Ryan Garcia dan Conor Benn Siap Adu Jotos Rebut Sabuk Juara WBC

Sabtu, 12 September 2026 | 21:59:02 WIB
World Boxing Council (WBC) [FOTO: NET].

JAKARTA - World Boxing Council (WBC) mengonfirmasi bahwa sang juara dunia kelas welter di kisaran limit 66,7 kg, Ryan Garcia, beserta penantangnya, Conor Benn, telah sukses merampungkan sesi penimbangan berat badan guna melakoni duel akbar memperebutkan sabuk gelar juara dunia WBC.

"Ryan Garcia memiliki berat badan 145,5 lbs (66 kg) dan Conor Benn memiliki berat badan 146 lbs (66,2 kg)," demikian keterangan WBC dalam laman resminya yang dipantau di Jakarta, Sabtu (12/9/2026).

Selepas dipastikannya angka berat badan dari kedua petarung yang telah memenuhi standar regulasi batas ketentuan divisi, pasangan petinju tersebut dijadwalkan segera naik ring bertarung di panggung T-Mobile Arena, Las Vegas, Amerika Serikat, pada hari Minggu (13/9) waktu Indonesia barat.

Ryan Garcia mengawali langkah debut profesionalnya pada tahun 2016, dengan cepat menciptakan sensasi dengan kecepatan tangannya dan kekuatan pukulan knockout (KO), kualitas yang menjadikannya fenomena arus utama dan daya tarik olahraga papan atas.

Seusai meniti tangga peringkat di divisi kelas ringan (61,2 kg) serta kelas super ringan (63,5 kg) lewat deretan kemenangan gemilang atas para petinju nama besar, salah satunya adalah Luke Campbell, Garcia sukses merengkuh sabuk titel gelar juara interim kelas ringan versi WBC.

Memasuki bulan Februari 2026, Garcia secara meyakinkan menaklukkan Mario Barrios melalui pertarungan sengit 12 ronde demi mengamankan sabuk mahkota juara dunia kelas welter WBC. 

Mengandalkan gaya bertarung ortodoks dipadu senjata pukulan hook kiri yang mematikan, ia terus mempertahankan statusnya sebagai salah satu magnet daya tarik utama kancah olahraga tinju dunia berbekal catatan rekor impresif 24 kemenangan (dengan 20 di antaranya via KO) serta menderita satu kali kekalahan saja.

Sementara itu, kubu Conor Benn hadir membawa ambisi membara demi merampungkan misi merebut sabuk takhta juara dunia sekembalinya ia turun bertanding ke divisi kelas welter dari kelas yang sebelumnya diuni lebih tinggi, yakni kelas menengah (72,6 kg).

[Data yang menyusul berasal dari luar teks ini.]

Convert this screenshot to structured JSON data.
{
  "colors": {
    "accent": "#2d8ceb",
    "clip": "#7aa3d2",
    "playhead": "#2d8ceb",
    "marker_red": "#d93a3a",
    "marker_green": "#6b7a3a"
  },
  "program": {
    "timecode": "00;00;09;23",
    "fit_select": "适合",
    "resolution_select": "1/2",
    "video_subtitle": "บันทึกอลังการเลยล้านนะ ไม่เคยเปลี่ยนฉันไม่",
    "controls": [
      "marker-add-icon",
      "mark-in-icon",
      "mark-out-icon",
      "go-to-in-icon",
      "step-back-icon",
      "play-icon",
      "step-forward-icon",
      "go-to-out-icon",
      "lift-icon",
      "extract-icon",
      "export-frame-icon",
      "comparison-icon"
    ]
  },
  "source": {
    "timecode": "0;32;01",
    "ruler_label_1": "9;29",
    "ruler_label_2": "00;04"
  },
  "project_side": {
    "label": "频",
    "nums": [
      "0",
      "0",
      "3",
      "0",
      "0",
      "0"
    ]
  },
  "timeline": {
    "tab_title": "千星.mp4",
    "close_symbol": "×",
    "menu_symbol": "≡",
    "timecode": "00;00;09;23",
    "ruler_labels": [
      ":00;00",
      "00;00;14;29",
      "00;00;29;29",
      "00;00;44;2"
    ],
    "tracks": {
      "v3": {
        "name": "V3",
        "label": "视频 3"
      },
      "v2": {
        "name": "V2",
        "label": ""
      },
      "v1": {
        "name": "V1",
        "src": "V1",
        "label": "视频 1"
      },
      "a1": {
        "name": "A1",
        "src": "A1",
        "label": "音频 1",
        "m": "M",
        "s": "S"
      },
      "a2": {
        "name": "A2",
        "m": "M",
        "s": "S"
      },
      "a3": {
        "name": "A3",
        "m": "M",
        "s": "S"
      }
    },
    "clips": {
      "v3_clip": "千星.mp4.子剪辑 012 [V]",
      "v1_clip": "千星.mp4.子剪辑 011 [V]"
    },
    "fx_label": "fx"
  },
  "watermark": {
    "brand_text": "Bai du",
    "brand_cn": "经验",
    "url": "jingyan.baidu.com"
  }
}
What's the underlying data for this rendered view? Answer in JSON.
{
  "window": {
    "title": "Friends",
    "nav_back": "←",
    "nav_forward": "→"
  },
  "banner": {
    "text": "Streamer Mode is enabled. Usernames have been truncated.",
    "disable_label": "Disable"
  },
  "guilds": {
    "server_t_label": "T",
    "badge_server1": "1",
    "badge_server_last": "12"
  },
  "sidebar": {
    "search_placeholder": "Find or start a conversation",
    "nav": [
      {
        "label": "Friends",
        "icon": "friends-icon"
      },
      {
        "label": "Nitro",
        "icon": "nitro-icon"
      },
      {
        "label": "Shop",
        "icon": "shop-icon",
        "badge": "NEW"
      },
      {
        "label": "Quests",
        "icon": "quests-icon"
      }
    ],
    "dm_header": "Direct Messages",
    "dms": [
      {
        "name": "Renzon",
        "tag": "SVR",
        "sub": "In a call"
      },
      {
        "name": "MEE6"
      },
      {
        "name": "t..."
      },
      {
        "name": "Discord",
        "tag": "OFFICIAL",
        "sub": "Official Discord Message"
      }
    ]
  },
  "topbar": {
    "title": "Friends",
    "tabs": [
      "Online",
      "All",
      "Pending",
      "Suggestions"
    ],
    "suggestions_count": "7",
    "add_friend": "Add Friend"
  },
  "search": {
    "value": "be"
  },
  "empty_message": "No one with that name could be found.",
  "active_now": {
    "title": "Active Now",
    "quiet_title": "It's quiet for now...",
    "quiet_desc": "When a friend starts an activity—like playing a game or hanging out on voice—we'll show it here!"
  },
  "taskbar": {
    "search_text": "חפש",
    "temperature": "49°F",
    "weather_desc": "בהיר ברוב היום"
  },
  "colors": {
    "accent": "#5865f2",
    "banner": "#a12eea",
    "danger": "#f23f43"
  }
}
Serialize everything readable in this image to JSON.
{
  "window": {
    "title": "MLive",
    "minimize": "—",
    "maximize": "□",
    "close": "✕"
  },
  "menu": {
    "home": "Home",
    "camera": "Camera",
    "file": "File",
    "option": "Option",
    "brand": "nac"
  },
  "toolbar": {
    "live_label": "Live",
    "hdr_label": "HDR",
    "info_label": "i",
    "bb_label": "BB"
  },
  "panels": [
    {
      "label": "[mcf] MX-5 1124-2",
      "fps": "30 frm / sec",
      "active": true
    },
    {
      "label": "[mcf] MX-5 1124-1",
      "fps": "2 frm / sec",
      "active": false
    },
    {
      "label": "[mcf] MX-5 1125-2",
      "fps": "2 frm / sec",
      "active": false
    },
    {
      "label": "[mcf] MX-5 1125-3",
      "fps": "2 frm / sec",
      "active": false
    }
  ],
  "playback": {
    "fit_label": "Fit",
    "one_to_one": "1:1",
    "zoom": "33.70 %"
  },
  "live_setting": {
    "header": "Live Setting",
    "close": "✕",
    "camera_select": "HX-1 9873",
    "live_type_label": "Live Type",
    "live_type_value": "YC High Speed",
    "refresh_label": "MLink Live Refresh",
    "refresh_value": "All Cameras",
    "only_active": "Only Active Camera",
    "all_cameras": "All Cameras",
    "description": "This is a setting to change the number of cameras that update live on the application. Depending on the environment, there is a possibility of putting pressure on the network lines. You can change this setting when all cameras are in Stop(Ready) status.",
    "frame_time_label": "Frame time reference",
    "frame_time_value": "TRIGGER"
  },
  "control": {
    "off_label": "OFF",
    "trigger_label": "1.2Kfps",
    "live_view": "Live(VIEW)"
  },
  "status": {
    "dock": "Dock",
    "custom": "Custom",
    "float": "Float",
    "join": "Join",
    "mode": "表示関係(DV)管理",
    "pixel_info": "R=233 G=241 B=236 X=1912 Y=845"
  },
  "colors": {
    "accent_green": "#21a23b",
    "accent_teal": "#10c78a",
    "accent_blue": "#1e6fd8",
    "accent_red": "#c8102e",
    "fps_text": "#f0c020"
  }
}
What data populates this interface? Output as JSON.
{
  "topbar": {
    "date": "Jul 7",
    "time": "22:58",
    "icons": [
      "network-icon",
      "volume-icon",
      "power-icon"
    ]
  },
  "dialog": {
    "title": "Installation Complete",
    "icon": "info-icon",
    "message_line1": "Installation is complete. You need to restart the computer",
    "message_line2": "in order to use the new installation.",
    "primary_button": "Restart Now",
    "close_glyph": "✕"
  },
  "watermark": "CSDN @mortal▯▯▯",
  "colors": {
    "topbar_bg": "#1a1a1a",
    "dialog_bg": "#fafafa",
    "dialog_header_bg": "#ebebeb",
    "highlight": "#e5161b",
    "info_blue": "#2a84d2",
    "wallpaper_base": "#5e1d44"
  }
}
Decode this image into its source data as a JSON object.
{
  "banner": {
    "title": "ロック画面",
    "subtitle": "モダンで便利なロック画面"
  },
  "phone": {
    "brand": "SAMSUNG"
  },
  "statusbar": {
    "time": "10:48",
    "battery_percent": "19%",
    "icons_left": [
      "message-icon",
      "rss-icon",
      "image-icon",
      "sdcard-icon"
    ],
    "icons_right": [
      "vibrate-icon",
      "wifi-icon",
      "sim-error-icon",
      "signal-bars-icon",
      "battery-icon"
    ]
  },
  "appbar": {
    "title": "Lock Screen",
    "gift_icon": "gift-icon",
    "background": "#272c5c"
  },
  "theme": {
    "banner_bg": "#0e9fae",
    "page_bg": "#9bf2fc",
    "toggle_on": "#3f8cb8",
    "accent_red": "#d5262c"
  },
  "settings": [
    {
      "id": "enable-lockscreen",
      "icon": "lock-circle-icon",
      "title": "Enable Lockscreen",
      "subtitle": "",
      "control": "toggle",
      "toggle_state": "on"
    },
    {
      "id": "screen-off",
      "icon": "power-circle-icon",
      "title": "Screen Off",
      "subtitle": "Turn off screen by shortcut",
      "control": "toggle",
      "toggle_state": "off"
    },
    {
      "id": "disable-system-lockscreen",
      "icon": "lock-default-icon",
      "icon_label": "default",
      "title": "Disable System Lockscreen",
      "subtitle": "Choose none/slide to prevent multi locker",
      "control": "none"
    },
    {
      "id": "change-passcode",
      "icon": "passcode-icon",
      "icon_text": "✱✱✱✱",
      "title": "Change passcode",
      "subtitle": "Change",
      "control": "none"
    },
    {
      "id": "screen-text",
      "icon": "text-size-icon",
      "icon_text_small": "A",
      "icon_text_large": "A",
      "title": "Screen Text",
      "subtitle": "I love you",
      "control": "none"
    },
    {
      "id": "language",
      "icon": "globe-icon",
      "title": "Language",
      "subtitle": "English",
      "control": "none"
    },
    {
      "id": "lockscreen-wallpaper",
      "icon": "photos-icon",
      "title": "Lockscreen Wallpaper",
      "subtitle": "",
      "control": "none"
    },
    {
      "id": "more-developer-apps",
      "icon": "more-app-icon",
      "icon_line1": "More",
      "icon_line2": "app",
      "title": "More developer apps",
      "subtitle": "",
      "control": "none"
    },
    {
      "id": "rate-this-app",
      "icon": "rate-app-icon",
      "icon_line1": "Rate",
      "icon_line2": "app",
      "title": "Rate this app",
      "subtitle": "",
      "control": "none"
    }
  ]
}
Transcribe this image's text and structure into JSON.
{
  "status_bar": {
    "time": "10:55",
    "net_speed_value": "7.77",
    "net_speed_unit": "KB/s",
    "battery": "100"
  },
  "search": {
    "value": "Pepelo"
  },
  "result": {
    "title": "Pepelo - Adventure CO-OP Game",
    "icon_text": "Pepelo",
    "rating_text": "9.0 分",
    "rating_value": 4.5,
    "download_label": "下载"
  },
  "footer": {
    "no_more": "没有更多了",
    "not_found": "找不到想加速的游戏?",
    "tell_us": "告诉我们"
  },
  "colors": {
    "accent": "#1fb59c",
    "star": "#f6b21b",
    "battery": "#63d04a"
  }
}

Petinju penantang asal Inggris yang kini berusia 29 tahun tersebut harus berjuang memangkas berat badannya secara drastis demi bisa kembali memenuhi limit batas divisi kelas welter, di mana kategori tersebut kali terakhir dijalaninya pada bulan April 2022 silam.

Di dalam panggung pertarungan teranyarnya, Benn sukses memetik kemenangan penting atas Regis Prograis pada April 2026, sekaligus memperbaiki torehan rekor kariernya menjadi total 25 kemenangan—mencakup 14 hasil KO—serta menelan satu kali kekalahan.

Sang pemenang dari duel megah yang disiarkan secara global melalui platform DAZN tersebut dipastikan bakal memboyong pulang dua buah sabuk sekaligus. 

Pasalnya, pihak WBC secara khusus telah menyiapkan sabuk spesial bertajuk Sabuk Tollan Topiltzin, sebuah karya seni adiluhung yang didedikasikan khusus guna memberikan penghormatan mendalam terhadap kekayaan warisan sejarah, budaya, serta seni peradaban Meksiko, terutamanya peninggalan luar biasa dari kebudayaan kuno Toltec.